Вы, чьи широкие шинели
Напоминали паруса,
Чьи шпоры весело звенели
И голоса.
И чьи глаза, как бриллианты,
На сердце оставляли след, –
Очаровательные франты
Минувших лет
Одним ожесточеньем воли
Вы брали сердце и скалу –
Цари на каждом бранном поле
И на балу.
Вам все вершины были малы
И мягок самый черствый хлеб,
О молодые генералы
Своих судеб!
О, как мне кажется, могли б вы
Рукою, полною перстней,
И кудри дев ласкать, и гривы
Своих коней.
В одной невероятной скачке
Вы прожили свой краткий век…
И ваши кудри, ваши бачки
Засыпал снег.
Вы побеждали и любили
Любовь и сабли острие…
И весело переходили
В небытие…[3]

Аплодисменты. На сцену полетели цветы…

– Прелесть! – сказала губернаторша.

– Так вот, – губернатор вновь обратился к Мерзляеву, – насчет ее папаши. Этого актера… Будем гуманны… Надо бы его выпустить. Сделаем этой девочке свадебный подарок!

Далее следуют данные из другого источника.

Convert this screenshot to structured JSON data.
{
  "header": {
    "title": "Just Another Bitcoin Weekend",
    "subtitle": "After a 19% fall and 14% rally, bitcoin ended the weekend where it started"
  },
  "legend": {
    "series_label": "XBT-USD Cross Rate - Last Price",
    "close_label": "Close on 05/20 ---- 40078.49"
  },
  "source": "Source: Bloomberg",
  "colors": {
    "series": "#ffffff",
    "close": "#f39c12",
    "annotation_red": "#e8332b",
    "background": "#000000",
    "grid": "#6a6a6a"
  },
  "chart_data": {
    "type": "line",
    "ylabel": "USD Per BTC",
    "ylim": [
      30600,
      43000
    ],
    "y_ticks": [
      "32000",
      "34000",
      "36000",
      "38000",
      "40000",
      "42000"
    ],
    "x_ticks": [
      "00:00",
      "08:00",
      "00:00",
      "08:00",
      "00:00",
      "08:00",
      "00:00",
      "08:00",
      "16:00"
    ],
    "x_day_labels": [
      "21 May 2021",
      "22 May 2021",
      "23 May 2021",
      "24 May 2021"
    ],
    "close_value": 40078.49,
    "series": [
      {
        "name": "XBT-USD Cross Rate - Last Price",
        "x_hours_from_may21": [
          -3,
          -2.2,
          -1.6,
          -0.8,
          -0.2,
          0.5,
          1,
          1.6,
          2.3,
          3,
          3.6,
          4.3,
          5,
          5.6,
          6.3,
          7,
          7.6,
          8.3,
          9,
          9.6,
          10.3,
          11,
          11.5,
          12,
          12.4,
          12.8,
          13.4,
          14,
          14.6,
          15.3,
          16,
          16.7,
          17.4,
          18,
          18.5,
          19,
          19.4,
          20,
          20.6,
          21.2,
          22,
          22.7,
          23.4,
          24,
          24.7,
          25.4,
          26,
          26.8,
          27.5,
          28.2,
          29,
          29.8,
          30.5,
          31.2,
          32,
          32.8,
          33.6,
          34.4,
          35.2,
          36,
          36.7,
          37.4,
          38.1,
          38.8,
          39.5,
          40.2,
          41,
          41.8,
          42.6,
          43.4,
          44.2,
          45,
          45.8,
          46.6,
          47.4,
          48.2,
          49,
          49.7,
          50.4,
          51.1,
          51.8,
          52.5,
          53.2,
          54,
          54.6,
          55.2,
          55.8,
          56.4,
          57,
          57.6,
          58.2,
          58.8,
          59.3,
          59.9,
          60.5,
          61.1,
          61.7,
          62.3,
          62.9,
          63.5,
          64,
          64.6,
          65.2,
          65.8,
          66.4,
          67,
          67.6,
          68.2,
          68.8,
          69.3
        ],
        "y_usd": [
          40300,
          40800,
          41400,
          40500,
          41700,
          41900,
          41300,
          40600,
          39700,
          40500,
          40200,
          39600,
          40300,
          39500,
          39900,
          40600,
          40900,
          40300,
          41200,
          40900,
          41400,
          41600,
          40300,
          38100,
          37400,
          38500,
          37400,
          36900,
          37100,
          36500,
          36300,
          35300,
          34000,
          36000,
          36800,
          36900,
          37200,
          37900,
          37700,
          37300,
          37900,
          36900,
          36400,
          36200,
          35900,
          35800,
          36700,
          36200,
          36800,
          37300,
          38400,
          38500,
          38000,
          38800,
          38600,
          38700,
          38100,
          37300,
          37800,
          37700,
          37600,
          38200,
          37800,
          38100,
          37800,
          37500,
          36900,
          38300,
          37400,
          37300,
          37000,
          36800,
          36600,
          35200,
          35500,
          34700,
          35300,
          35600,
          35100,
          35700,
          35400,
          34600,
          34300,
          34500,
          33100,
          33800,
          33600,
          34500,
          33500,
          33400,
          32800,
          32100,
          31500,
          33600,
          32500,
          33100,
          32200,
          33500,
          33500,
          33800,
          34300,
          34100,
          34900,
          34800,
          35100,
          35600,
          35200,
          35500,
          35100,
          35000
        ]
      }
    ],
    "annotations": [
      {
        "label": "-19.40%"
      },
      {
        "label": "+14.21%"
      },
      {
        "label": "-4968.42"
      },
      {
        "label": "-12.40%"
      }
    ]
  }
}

– Я его прощаю, – поддакнула губернаторша.

– К сожалению, все оказалось значительно сложнее, – сказал Мерзляев. – Этот Бубенцов замешан в антигосударственном заговоре, в чем и сам сознался… Завтра утром молодцы нашего дорогого полковника, – Мерзляев улыбнулся Покровскому, – отправят мятежника на тот свет!

– Что? – побледнел Покровский. – Опять?.. Да как же можно… Подозреваемого человека…

– Подозреваемые – вот, – Мерзляев показал широким жестом на танцующую публику, – веселятся. А он – приговоренный!


…Ах, какое славное, чудесное утро выдалось в тот роковой день! Щебетали птички, роса блестела под ранними лучами солнца, и снова по живописным окрестностям Губернска ехал черный тюремный экипаж. Но на сей раз за каретой скакал конвой – шесть вооруженных жандармов. На козлах вновь сидел Артюхов, а внутри кареты господин Мерзляев личным присутствием скрашивал последние минуты смертника.

– Красотища какая! – сказал Мерзляев, глядя в окно кареты. – Не жаль прощаться-то со всем этим?

– Очень жаль…

– Не бродить тебе больше по траве. Не видеть восхода. В речке не искупаться! – сочувственно вздохнул Мерзляев. – Заигрался ты, Афанасий. Ох, заигрался! Но сейчас – публики нет, протокол не ведется – скажи мне- то… по-человечески: как все было на самом деле?

– А было так, – задумался актер. – Жил я себе жил, никого не трогал. Выступал на подмостках, людей забавлял. Дочь растил. Одним словом, благонамеренный мещанин… А встретился с вами, познакомился, пригляделся – и понял, что от настоящей-то жизни я прятался. Настоящая жизнь у меня, можно сказать, только начинается.